Updated by Peter Amstutz over 7 years ago
Nico César wrote:
Does this status.json queries the API server to get the information on the "arvados" key? or is something that is already stored in node manager?
It is already stored in node manager.
we've talked about having 2 URLS (/status.json and /status-full.json) https://dev.arvados.org/projects/ops/wiki/Status_URL_for_all_services#Improvements
That makes sense.
The idea behind that is to have minimum impact on the service for a periodic status retrieve ( every second or few second for example, and also save storage on the kibana side )
For node manager, generating status.json is just turning cached dict into a json string, it doesn't wait for any other parts of the programs.
maybe per node detail isn't needed in the status.json.
Ok. However I think we do want these new fields in status.json: "status", "timestamp", "servicetype", "version", "nodes_max" and "nodes_quota".
Updated by Nico César over 7 years ago
I'm looking at 1227ea2b5795e34a75c62cb9eae91d46ef7cfb6a
Once thinkg I notice is that we set updates['status'] = "OK", but if anything goes wrong we don't have a "ERROR" or "WARNING" that we can monitor. (of course stack traces end up in the log, but I'm talking about monitoring not about post-mortem)
So one option is to add more try:...except blocks and reflect that there is something with the creation of the status page (WARNING) or a major error that we should address (ERROR).
Any fatal() or warning() should be updating this on the status page too.

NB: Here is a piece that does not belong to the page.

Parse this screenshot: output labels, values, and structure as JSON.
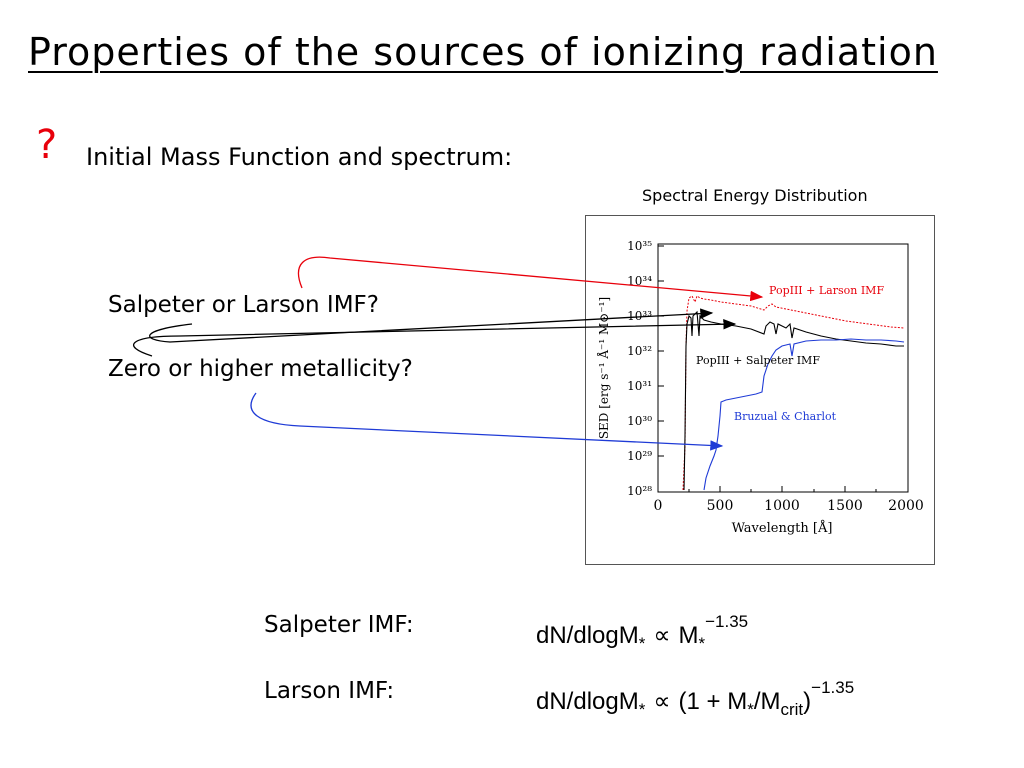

Adding a started_at with the GMT time when the daemon was started is a good thing
(added this to the doc)
Updated by Peter Amstutz over 7 years ago
- Target version changed from 2017-06-21 sprint to Arvados Future Sprints
Updated by Tom Morris over 6 years ago
- Status changed from In Progress to Rejected
Updated by Tom Morris over 6 years ago
- Target version deleted (
Arvados Future Sprints)